Rabindranath_Tagore_1_

 

Frère, nul n’est éternel et rien ne dure. Frère, garde ceci dans ton cœur et réjouis-toi.

 

     D’autres que nous ont porté l’antique fardeau de la vie ; d’autres que nous ont fait le

long voyage.

     Un poète ne peut chanter toujours la même ancienne chanson.

     La fleur se fane et meurt ; mais celui qui la portait ne doit pas toujours pleurer sur

son sort.

     Frère, garde ceci dans ton cœur et réjouis-toi.

 

     Il faut un long silence pour tisser une harmonie parfaite.

     La vie s’évanouit au coucher du soleil pour s’anéantir dans les ombres dorées.

     L’amour doit quitter ses feux pour boire à la coupe de la douleur et renaître dans

le ciel des larmes.

     Frère, garde ceci dans ton cœur et réjouis-toi.

 

     Nous nous hâtons de cueillir nos fleurs de peur qu’elles ne soient saccagées par le

vent qui passe.

     Ravir un baiser, qui s’évanouirait dans l’attente, fait bouillir notre sang et briller nos

yeux.

     Notre vie est intense, nos désirs sont aiguisés car le temps sonne la cloche de la

séparation.

     Frère, garde ceci dans ton cœur et réjouis-toi.

 

     La beauté nous est douce, parce qu’elle danse au même rythme fuyant que notre vie.
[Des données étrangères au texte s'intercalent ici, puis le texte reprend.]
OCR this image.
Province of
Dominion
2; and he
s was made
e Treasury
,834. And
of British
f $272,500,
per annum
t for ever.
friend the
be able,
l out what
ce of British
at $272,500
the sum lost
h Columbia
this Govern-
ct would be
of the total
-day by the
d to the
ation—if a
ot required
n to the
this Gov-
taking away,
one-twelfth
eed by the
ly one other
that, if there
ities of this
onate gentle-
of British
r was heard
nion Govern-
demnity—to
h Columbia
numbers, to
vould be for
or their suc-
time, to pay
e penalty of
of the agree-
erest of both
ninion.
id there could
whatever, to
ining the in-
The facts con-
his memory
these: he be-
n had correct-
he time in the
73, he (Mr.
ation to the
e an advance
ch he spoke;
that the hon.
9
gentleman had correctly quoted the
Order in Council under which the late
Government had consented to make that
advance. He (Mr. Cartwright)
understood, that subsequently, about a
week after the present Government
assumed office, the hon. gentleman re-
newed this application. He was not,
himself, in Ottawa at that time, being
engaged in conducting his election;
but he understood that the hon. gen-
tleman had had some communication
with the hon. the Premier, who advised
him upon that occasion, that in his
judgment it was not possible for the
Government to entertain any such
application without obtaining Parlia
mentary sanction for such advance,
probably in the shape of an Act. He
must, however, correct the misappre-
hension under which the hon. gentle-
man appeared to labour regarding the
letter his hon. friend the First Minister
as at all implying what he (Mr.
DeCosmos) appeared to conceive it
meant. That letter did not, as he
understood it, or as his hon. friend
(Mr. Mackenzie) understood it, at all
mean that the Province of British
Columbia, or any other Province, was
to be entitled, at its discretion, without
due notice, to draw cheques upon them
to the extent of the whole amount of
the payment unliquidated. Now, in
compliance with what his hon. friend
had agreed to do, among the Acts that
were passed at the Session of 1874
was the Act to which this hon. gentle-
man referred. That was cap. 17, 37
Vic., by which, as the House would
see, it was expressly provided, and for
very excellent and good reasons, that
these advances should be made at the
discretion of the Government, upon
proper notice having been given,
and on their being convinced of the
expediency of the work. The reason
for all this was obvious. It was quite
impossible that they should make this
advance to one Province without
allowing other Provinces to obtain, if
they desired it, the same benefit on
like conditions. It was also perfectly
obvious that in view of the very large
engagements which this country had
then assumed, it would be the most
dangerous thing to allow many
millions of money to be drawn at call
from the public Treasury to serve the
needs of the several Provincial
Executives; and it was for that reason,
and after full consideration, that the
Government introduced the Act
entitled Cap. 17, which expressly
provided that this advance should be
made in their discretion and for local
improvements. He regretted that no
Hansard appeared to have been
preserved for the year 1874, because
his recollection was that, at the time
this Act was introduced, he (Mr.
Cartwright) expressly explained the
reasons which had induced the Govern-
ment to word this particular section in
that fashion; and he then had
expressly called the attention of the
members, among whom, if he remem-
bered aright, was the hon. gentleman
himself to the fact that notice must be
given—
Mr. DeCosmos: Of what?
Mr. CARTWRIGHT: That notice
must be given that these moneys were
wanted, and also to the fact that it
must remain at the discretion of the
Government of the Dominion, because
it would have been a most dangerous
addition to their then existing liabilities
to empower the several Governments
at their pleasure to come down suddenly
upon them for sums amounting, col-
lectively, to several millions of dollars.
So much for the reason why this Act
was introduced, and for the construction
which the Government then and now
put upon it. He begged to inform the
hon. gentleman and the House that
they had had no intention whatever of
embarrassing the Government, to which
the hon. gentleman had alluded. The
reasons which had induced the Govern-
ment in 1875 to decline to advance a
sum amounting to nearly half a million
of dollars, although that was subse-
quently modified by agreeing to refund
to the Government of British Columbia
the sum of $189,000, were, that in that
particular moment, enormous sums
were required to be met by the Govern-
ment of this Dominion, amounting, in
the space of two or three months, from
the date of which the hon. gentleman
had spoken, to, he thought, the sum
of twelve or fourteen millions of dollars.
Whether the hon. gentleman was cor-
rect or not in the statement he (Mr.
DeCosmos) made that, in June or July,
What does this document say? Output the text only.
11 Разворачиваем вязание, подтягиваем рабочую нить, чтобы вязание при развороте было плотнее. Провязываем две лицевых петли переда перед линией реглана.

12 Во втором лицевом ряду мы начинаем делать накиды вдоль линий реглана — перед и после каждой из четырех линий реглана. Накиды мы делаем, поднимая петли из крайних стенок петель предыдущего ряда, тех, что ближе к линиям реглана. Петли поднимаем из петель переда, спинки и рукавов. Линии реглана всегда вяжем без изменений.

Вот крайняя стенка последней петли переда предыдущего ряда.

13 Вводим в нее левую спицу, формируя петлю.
     Le savoir nous est précieux parce que jamais nous ne pourrons atteindre à la science

suprême. Tout est fait et tout est achevé dans l’Eternité.

     Mais les fleurs terrestres de l’illusion sont gardées éternellement fraîches par la mort.

     Frère, garde ceci dans ton cœur et réjouis-toi.

 

Traduit de l’anglais par Henriette Mirabaud-Thorens

In, Rabindranath Tagore : « Le Jardinier d’amour »

Editions de la Nouvelle Revue Française, 1919

Du même auteur :

« Le même fleuve de vie… » (24/11/2014)

« Malgré le soir qui s’avance … » (23/04/2017)

« Poète, le soir approche ... » (23/04/2019)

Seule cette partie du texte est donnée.